Een eerste kerk verhief zich te Marigny, "Marigniacus', toegewijd aan de heilige Martinus van wie het patronaat heel wijd verspreid is in de Allier. Op het einde van de 11de eeuw werd dit patronaat vervangen door de heilige Pourçain. Als parochie in het oude diocees van Bourges werd zij te Souvigny door paus Urbanus II in 1095 en paus Eugenius III in 1152 bevestigd. Tijdens de Revolutie werd het gebouw gesloten maar werd pas in 1852 opnieuw opengesteld voor de vieringen en in 1886 door architect Moreau gerestaureerd. Op plan kan men haar vergelijken met deze in de nabijheid van Montilly en met de kerken op de grens van de Allier en de Cher zoals te Braize, Isle-en-Bardais. Zij roept vooral deze van Autry-Issards en Souvigny op.
Opgericht met grijze zandsteen uit de Bourbonnais, met delen van roze zand- en kalkstenen gaat zij terug tot het begin van de 12de eeuw. Zij was aanvankelijk overwelfd met een houten zoldering maar het is pas op het einde van de 12de eeuw of begin 13de eeuw dat de binnenste muren tijdens de overwelving met een gebroken tongewelf versterkt werden door de blinde boogreeksen die terugvallen op pilasters bekroond met een afschuining. Deze boogreeksen zijn in aantal van 3 en een halve wat laat vermoeden dat het oorspronkelijke schip ouder moet zijn aan de koortravee.
Het gebroken tongewelf waarbij een kroonlijst de aanvang aanduidt, is ondersteund door gordelbogen die overeenkomen met de aangezette halfzuilen waarvan de basissen van lijstwerk zijn voorzien en bovenaan met kapitelen versierd met knoppen en gebladerte.

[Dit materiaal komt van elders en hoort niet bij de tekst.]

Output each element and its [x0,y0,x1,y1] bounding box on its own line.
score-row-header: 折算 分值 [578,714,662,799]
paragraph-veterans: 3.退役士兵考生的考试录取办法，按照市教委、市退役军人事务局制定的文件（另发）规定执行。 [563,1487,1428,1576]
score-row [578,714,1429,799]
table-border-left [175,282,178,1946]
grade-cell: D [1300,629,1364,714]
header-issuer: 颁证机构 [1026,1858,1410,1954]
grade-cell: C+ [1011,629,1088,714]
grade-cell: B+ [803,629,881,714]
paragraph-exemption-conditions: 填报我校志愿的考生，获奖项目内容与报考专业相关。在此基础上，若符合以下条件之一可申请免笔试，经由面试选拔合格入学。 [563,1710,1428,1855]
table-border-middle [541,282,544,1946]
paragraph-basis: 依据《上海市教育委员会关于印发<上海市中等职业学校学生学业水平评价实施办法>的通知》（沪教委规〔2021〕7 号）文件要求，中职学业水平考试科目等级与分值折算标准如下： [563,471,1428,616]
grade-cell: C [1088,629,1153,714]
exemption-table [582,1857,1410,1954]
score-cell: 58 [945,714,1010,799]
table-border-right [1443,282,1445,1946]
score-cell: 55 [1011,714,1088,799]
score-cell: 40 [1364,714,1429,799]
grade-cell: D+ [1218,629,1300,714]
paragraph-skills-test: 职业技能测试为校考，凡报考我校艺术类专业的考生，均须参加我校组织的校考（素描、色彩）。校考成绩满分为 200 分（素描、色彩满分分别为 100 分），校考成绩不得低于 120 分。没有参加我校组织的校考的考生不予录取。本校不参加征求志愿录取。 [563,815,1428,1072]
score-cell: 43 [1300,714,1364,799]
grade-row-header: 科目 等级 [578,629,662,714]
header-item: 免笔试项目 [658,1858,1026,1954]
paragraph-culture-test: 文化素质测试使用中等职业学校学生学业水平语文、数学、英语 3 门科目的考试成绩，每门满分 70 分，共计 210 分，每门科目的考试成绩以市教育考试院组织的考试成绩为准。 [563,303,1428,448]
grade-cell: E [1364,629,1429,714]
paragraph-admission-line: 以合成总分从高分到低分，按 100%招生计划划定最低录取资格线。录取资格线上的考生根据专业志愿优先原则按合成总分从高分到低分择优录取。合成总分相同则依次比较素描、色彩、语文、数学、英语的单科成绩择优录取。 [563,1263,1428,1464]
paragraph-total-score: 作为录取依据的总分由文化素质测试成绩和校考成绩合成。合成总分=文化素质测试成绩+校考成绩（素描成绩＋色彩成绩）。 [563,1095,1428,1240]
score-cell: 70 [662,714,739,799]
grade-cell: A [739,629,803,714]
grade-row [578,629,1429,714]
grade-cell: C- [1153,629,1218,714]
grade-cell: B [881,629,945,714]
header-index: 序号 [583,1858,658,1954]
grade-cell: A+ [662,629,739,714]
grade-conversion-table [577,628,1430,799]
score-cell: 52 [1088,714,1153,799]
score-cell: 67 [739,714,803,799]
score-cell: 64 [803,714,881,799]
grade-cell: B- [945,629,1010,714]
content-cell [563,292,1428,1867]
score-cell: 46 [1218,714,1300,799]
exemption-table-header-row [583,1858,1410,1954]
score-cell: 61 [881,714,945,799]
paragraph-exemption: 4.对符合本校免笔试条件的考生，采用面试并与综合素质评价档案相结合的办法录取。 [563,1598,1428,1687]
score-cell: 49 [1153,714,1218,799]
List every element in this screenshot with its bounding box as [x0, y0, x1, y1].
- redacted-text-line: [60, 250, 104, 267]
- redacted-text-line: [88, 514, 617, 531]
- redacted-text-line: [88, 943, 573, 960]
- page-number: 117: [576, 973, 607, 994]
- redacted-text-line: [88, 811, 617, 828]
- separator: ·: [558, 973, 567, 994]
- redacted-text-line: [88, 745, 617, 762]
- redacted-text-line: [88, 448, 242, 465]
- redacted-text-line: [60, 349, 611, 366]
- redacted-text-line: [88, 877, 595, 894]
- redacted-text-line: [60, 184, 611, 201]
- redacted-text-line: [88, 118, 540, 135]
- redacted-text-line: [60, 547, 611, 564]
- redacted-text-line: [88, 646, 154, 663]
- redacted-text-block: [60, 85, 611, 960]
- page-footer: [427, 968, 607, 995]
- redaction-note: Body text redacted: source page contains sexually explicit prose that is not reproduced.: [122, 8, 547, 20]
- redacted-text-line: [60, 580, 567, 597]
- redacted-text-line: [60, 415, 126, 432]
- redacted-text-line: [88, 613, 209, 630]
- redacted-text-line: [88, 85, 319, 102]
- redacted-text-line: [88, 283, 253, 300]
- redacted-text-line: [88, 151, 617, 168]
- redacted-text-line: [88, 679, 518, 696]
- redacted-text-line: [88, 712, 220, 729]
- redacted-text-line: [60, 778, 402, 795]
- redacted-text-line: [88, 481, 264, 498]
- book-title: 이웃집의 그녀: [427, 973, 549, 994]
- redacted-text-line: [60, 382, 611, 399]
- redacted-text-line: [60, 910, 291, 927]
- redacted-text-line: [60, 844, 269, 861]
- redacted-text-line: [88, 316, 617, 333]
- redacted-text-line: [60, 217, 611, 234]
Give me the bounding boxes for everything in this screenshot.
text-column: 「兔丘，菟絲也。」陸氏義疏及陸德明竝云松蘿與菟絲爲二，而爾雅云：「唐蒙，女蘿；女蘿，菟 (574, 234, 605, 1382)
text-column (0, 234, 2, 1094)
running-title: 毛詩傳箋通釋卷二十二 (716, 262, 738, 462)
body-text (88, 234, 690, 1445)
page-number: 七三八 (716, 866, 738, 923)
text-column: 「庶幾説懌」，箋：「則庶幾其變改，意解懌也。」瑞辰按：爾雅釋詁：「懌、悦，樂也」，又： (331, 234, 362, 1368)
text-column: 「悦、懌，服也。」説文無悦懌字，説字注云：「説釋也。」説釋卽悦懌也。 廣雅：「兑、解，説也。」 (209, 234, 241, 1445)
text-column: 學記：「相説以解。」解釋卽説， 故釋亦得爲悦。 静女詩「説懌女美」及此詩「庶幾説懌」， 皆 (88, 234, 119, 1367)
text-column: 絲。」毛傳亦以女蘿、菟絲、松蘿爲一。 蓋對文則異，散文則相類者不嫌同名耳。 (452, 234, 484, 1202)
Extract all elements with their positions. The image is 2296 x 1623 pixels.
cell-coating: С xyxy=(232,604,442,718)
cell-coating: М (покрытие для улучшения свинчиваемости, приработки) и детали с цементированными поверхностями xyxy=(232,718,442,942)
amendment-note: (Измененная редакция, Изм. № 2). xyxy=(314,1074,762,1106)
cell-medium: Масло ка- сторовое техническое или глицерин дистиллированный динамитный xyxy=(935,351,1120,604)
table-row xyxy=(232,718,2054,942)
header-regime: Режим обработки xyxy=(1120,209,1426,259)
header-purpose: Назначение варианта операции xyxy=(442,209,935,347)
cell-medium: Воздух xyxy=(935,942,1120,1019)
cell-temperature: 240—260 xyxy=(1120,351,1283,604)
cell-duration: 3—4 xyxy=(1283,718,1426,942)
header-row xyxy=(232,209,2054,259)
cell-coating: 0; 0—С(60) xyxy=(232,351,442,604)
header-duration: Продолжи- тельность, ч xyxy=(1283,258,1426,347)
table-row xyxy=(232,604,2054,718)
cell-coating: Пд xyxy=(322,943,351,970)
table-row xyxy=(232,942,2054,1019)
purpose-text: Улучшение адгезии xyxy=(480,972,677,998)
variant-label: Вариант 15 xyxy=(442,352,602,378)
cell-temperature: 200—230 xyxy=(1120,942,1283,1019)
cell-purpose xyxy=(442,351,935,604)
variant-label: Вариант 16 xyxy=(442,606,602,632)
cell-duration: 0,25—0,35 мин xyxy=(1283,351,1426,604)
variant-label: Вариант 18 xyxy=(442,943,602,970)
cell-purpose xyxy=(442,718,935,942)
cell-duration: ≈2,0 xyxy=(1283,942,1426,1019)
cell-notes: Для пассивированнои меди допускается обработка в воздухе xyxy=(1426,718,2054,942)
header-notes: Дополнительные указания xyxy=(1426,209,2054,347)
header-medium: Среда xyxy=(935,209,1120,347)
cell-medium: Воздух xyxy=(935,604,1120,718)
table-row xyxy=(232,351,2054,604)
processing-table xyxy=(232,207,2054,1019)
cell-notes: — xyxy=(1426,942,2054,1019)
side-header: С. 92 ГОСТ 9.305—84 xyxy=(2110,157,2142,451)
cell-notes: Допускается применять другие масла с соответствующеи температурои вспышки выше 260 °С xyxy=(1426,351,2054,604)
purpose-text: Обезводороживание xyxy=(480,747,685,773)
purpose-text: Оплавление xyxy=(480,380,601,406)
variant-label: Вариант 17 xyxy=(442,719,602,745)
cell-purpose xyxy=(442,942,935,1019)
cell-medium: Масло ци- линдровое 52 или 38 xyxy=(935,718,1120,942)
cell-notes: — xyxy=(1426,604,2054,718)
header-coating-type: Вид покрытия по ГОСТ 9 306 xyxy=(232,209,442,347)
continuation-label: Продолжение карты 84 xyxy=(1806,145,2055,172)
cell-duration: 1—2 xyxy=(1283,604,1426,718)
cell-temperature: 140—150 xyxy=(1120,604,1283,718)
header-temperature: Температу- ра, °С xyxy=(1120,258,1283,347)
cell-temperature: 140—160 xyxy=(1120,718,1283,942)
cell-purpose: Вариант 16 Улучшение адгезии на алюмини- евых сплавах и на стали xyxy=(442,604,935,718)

Het romaanse gebouw werd in de 15de eeuw vervolledigd met en rechthoekige kapel in het zuiden geopend op de rechte koortravee en tijdens een moderne periode met een andere symmetrische kapel in het noorden.
De westelijke ingang is doorbroken in een uitstekend massief overdekt met een waterlijst waarvan de uitstek is ontlast door 8 modillons met mensen- en dierenhoofden. De ingang is in rondboog en de 2 booglijsten met zijn archivolt vallen terug op zuilen met kapitelen versierd met gekruld gebladerte, gezichten en griffoenen. Het timpaan behoort tot het type met festoenen waarvan er in de Allier een 12-tal andere voorbeelden bestaan zoals te Rocles, Saint-Hilaire, Saint-Bonnet-de-Four, Malicorne, Colombier maar met deze bijzonderheid dat hij hier slechts drielobbig is, een centrale geflankeerd van 2 andere halflobben terwijl bij de andere gebouwen deze veellobbig zijn. De omtrek is versierd met een kordonlijst van 4 bladen en de .... komen uit op 2 gezichten, een engel en een bok. Wat betreft de pijlers van de ingang hebben deze op hun hoogste gedeelte 2 beeldhouwwerken bewaard namelijk een griffoen en een man met gespreide armen en benen waarbij het onkuise postuur - in de loop der eeuwen het onderricht van deze symbolische voorstellingen de stap tot een bovenmatig fatsoen aangaf - op betreurenswaardige zelfbeschadiging heeft gewezen.
Op de top van de gevel staat nog een antefix (kruis) van steen uit de 13de eeuw met aan zijn basis een doodshoofd, wat enig is in de Allier, en herinnert aan de plaats van het graf van Adam op de Calvarieberg.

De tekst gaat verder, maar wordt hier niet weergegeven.